Dead Souls opens at a particularly vulnerable moment in Rebus's perpetually disordered life. He is still mourning the recent death of his friend and mentor, Jack Morton. His daughter Sammy, product of a marriage that has long since ended in divorce, is crippled and confined to a wheelchair, the victim of a hit-and-run driver whose actual target had been Rebus himself. He is drinking more than he should and alienating his superiors, his fellow officers, and his current live-in lover, the aptly named Patience Aitken.
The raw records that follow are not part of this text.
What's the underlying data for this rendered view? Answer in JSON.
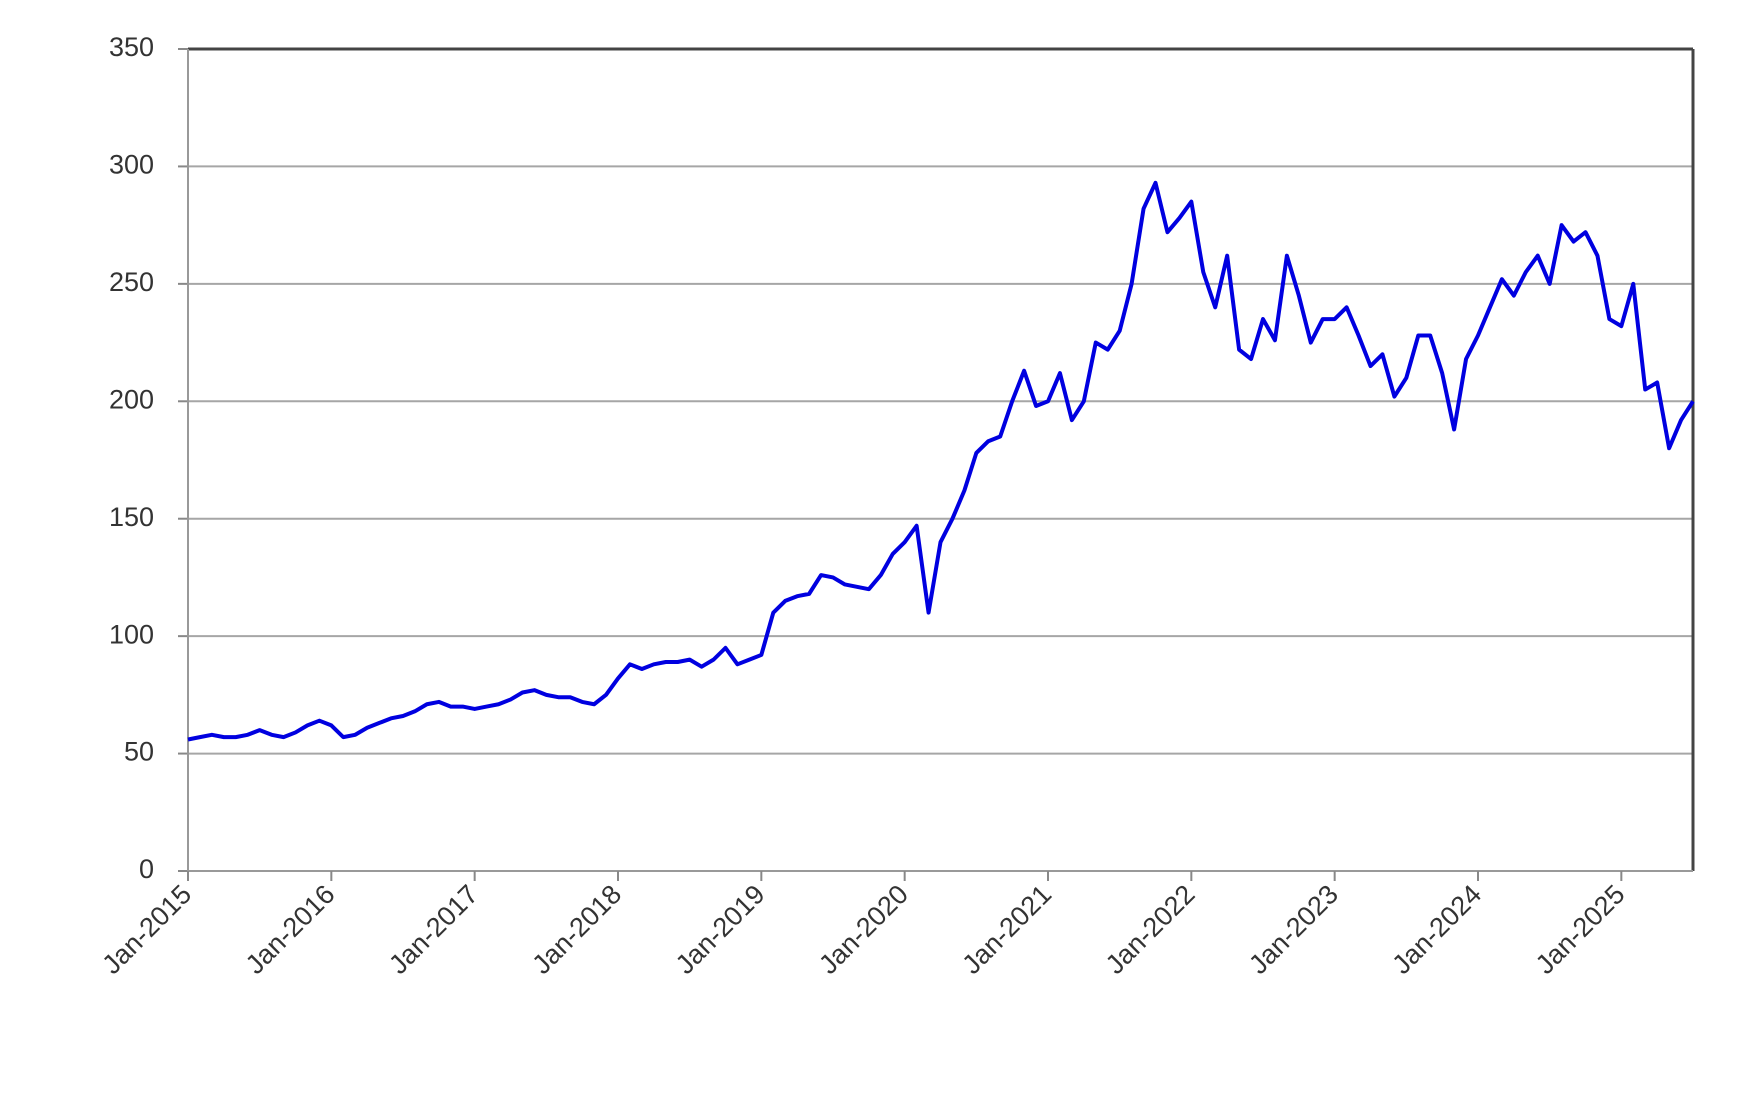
{
  "chart_data": {
    "type": "line",
    "x": [
      "2015-01",
      "2015-02",
      "2015-03",
      "2015-04",
      "2015-05",
      "2015-06",
      "2015-07",
      "2015-08",
      "2015-09",
      "2015-10",
      "2015-11",
      "2015-12",
      "2016-01",
      "2016-02",
      "2016-03",
      "2016-04",
      "2016-05",
      "2016-06",
      "2016-07",
      "2016-08",
      "2016-09",
      "2016-10",
      "2016-11",
      "2016-12",
      "2017-01",
      "2017-02",
      "2017-03",
      "2017-04",
      "2017-05",
      "2017-06",
      "2017-07",
      "2017-08",
      "2017-09",
      "2017-10",
      "2017-11",
      "2017-12",
      "2018-01",
      "2018-02",
      "2018-03",
      "2018-04",
      "2018-05",
      "2018-06",
      "2018-07",
      "2018-08",
      "2018-09",
      "2018-10",
      "2018-11",
      "2018-12",
      "2019-01",
      "2019-02",
      "2019-03",
      "2019-04",
      "2019-05",
      "2019-06",
      "2019-07",
      "2019-08",
      "2019-09",
      "2019-10",
      "2019-11",
      "2019-12",
      "2020-01",
      "2020-02",
      "2020-03",
      "2020-04",
      "2020-05",
      "2020-06",
      "2020-07",
      "2020-08",
      "2020-09",
      "2020-10",
      "2020-11",
      "2020-12",
      "2021-01",
      "2021-02",
      "2021-03",
      "2021-04",
      "2021-05",
      "2021-06",
      "2021-07",
      "2021-08",
      "2021-09",
      "2021-10",
      "2021-11",
      "2021-12",
      "2022-01",
      "2022-02",
      "2022-03",
      "2022-04",
      "2022-05",
      "2022-06",
      "2022-07",
      "2022-08",
      "2022-09",
      "2022-10",
      "2022-11",
      "2022-12",
      "2023-01",
      "2023-02",
      "2023-03",
      "2023-04",
      "2023-05",
      "2023-06",
      "2023-07",
      "2023-08",
      "2023-09",
      "2023-10",
      "2023-11",
      "2023-12",
      "2024-01",
      "2024-02",
      "2024-03",
      "2024-04",
      "2024-05",
      "2024-06",
      "2024-07",
      "2024-08",
      "2024-09",
      "2024-10",
      "2024-11",
      "2024-12",
      "2025-01",
      "2025-02",
      "2025-03",
      "2025-04",
      "2025-05",
      "2025-06",
      "2025-07"
    ],
    "series": [
      {
        "color": "#0000e0",
        "values": [
          56,
          57,
          58,
          57,
          57,
          58,
          60,
          58,
          57,
          59,
          62,
          64,
          62,
          57,
          58,
          61,
          63,
          65,
          66,
          68,
          71,
          72,
          70,
          70,
          69,
          70,
          71,
          73,
          76,
          77,
          75,
          74,
          74,
          72,
          71,
          75,
          82,
          88,
          86,
          88,
          89,
          89,
          90,
          87,
          90,
          95,
          88,
          90,
          92,
          110,
          115,
          117,
          118,
          126,
          125,
          122,
          121,
          120,
          126,
          135,
          140,
          147,
          110,
          140,
          150,
          162,
          178,
          183,
          185,
          200,
          213,
          198,
          200,
          212,
          192,
          200,
          225,
          222,
          230,
          250,
          282,
          293,
          272,
          278,
          285,
          255,
          240,
          262,
          222,
          218,
          235,
          226,
          262,
          245,
          225,
          235,
          235,
          240,
          228,
          215,
          220,
          202,
          210,
          228,
          228,
          212,
          188,
          218,
          228,
          240,
          252,
          245,
          255,
          262,
          250,
          275,
          268,
          272,
          262,
          235,
          232,
          250,
          205,
          208,
          180,
          192,
          200
        ]
      }
    ],
    "xlim": [
      "2015-01",
      "2025-07"
    ],
    "xticks": [
      {
        "value": "2015-01",
        "label": "Jan-2015"
      },
      {
        "value": "2016-01",
        "label": "Jan-2016"
      },
      {
        "value": "2017-01",
        "label": "Jan-2017"
      },
      {
        "value": "2018-01",
        "label": "Jan-2018"
      },
      {
        "value": "2019-01",
        "label": "Jan-2019"
      },
      {
        "value": "2020-01",
        "label": "Jan-2020"
      },
      {
        "value": "2021-01",
        "label": "Jan-2021"
      },
      {
        "value": "2022-01",
        "label": "Jan-2022"
      },
      {
        "value": "2023-01",
        "label": "Jan-2023"
      },
      {
        "value": "2024-01",
        "label": "Jan-2024"
      },
      {
        "value": "2025-01",
        "label": "Jan-2025"
      }
    ],
    "ylim": [
      0,
      350
    ],
    "yticks": [
      0,
      50,
      100,
      150,
      200,
      250,
      300,
      350
    ],
    "grid": true
  }
}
These various personal crises form the emotional backdrop against which Rankin skillfully deploys a complex, ultimately interconnected series of criminal investigations.
The first of the novel's numerous narrative threads concerns the suicide of an up-and-coming Edinburgh policeman named Jim Margolies, who inexplicably leaps from the top of a local landmark called Salisbury Crag. A second, apparently unrelated thread concerns the fate of a recently released pedophile named Darren Rough. Darren is attempting to live a quiet, anonymous life in an Edinburgh housing project called Greenfield when he is "outed" to a local newspaper by John Rebus. This pointlessly vindictive action inflames the community and results, inevitably, in violence. Darren's presence in Edinburgh is directly connected to another of the novel's central narrative threads: the Shiellion case, a highly publicized affair in which the adult guardians of a church-sponsored children's home stand accused of the long-term, systematic abuse of the children under their care.
All of this is further complicated by two additional factors. In the first of these, Rebus receives a phone call from Janice Mee, a former high school flame whose 19-year-old son has just gone missing. Rebus's subsequent involvement with Janice stirs up long-buried memories and tantalizes him with images of paths he might have taken. The second complication results from the unexpected arrival of Cary Oakes, a convicted serial killer who has just completed a 15-year sentence in the American prison system. Oakes has returned home to Edinburgh to settle some old scores and to engage the locals -- Rebus among them -- in a series of sadistic games. His various manipulations reach into every corner of this complicated book, radically affecting the lives and relationships of many of its central characters.
Dead Souls is neither a simple narrative nor a neatly constructed one. It is, rather, a kitchen sink sort of novel whose many competing story lines interrupt and alternate with one another, crossing and recrossing endlessly as they slowly begin to establish some unforeseen connections. By the same token, Rankin offers relatively little in the way of easy resolutions or traditional narrative closure. By the end of this book, a number of relationships and central plot elements remain unresolved, and justice itself is partially, imperfectly, served. Art, in this case, deliberately imitates life.
Still, Dead Souls does provide its readers with a large number of compensating satisfactions. It is a dark, often powerful narrative that brings a corner of contemporary Scotland to vivid life, offering us a gallery of closely observed characters from all across the social and economic spectrum. Its central figure, John Rebus, is sometimes admirable, sometimes callous and cruel. But he is always believable, always recognizably human.
In addition, Rankin has much to say about the long-term effects of abuse, sexual and otherwise; about the peculiar pathology of the criminal mind; about the universal fragility of human relationships; and about the gradual, painful poisoning of the individual spirit. Dead Souls is an honest, deeply felt novel with a great deal of cumulative power. It is well worth your time and attention and comes highly recommended to anyone with an interest in ambitious, wide-ranging crime fiction that tests the limits of the form.